Esta recreación refleja la imperturbable rutina de Le Corbusier cuando se frustraba en la traducción de sus propias ideas, como revelaría más tarde el arquitecto polaco Jerzy Soltan (1913-20005) en “Working With Corbusier”, artículo también rescatado por el blog Daily Routines. ¿Y qué ocurría si las ideas de Corbu fluían con soltura? Según Soltan, “si el trabajo iba bien, si disfrutaba sus propios dibujos y estaba seguro de lo que intentaba hacer, entonces se olvidaba de la hora y llegaba tarde a casa para cenar”.
Vayamos a la mañana siguiente: Le Corbusier despertaba sagradamente a las 06 a.m. para ejercitar y pintar cuadros. A las 08 a.m. desayunaba y luego se enfocaba en sus dibujos arquitectónicos y urbanísticos para transmitirlos durante la tarde en su atelier parisino. “Es un error asumir que estaba dedicando este tiempo [en la mañana] a la conceptualización de formas que aplicaba directamente en sus proyectos”, aclaraba el arquitecto polaco, defendiendo que esto “era para él un periodo de concentración durante el cual su imaginación, catalizada por la actividad de pintar, podía sondear profundamente en su propio subconsciente”. No obstante, como sabemos, la inspiración arriba al papel y a nuestras palabras cuando menos se le espera, y cada uno maneja sus propias técnicas para invocarla. Por ejemplo, Bernard Tschumi reconoció años atrás al New York Times que trabaja mejor bajo presión “o bien, vaciando mi cerebro durante el fin de semana. Ese estado en blanco es útil. Es como un atleta antes de una competición”.
Un día de sesenta horas
Coincidentemente, los arquitectos presentes en Daily Rituals comparten el gusto, necesidad u obsesión de despertar al alba, como el italiano Gio Ponti (1891-1979), de quien dice su hija, Lisa, que se levantaba a las 5 a.m. para escribir “treinta carta a amigos y colaboradores contándoles que había decidido cambiar esto o ese detalle del proyecto”. Sus rutinas eran tan extenuantes que se jactaba de resumir su vida en este rosario de cifras: sesenta años de trabajo, obras construidas en trece países, veinticinco años de clases universitarias, artículos en las primeras 156 ediciones de su revista (Domus), diseños industriales para 120 empresas y mil dibujos arquitectónicos. Esta colosal producción hace creer a Lisa Ponti que su padre estrujaba 60 horas de trabajo en un día común y corriente.

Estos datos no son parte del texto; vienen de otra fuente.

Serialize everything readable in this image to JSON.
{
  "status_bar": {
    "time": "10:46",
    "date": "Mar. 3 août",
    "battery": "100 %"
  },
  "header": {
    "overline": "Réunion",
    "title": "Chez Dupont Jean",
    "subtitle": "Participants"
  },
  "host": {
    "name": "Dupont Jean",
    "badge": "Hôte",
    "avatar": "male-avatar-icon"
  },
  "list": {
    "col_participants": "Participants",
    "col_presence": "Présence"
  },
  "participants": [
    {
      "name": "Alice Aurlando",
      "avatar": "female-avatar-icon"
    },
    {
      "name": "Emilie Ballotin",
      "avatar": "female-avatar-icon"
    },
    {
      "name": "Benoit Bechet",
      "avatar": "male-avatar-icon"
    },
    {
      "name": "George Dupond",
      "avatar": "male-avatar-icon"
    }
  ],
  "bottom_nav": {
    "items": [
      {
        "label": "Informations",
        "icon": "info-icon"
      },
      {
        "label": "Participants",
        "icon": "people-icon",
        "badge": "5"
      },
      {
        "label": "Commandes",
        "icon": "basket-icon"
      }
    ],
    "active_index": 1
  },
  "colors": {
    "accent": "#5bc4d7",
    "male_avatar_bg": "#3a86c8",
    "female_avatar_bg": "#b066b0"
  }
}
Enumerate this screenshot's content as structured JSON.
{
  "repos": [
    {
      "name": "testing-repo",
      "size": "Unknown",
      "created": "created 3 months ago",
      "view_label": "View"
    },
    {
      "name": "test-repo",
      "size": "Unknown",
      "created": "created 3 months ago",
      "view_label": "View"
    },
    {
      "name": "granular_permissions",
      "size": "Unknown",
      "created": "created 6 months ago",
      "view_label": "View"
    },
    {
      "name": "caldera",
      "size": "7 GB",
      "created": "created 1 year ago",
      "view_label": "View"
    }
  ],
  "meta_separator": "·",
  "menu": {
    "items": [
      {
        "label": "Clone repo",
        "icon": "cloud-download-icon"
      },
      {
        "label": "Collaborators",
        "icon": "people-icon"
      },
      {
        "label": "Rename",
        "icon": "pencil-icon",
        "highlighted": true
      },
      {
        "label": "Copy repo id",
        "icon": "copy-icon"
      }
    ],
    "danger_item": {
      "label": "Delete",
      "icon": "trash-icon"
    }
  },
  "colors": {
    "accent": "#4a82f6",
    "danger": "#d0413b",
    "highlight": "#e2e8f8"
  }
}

Cruzando el Atlántico, en una entrevista al The New York Times Magazine, la célebre duplaVenturi y Scott Brown comentó que ambos despertaban a las 5 a.m. para ver televisión y organizar las notas dejadas la noche anterior. Mientras que Peter Eisenman ha confesado, como recoge Daily Rituals, que su “mejor hora para pensar y leer es entre 5.30 a.m. y 7 a.m.”, y Daniel Libeskind ejercita una hora a las 6 a.m., para luego beber una taza de café y escuchar música clásica, mientras que a la noche, alrededor de las 10 p.m., se reúne con su familia a “comer, relajarse y hablar sobre otras cosas que [no fueran] trabajo”.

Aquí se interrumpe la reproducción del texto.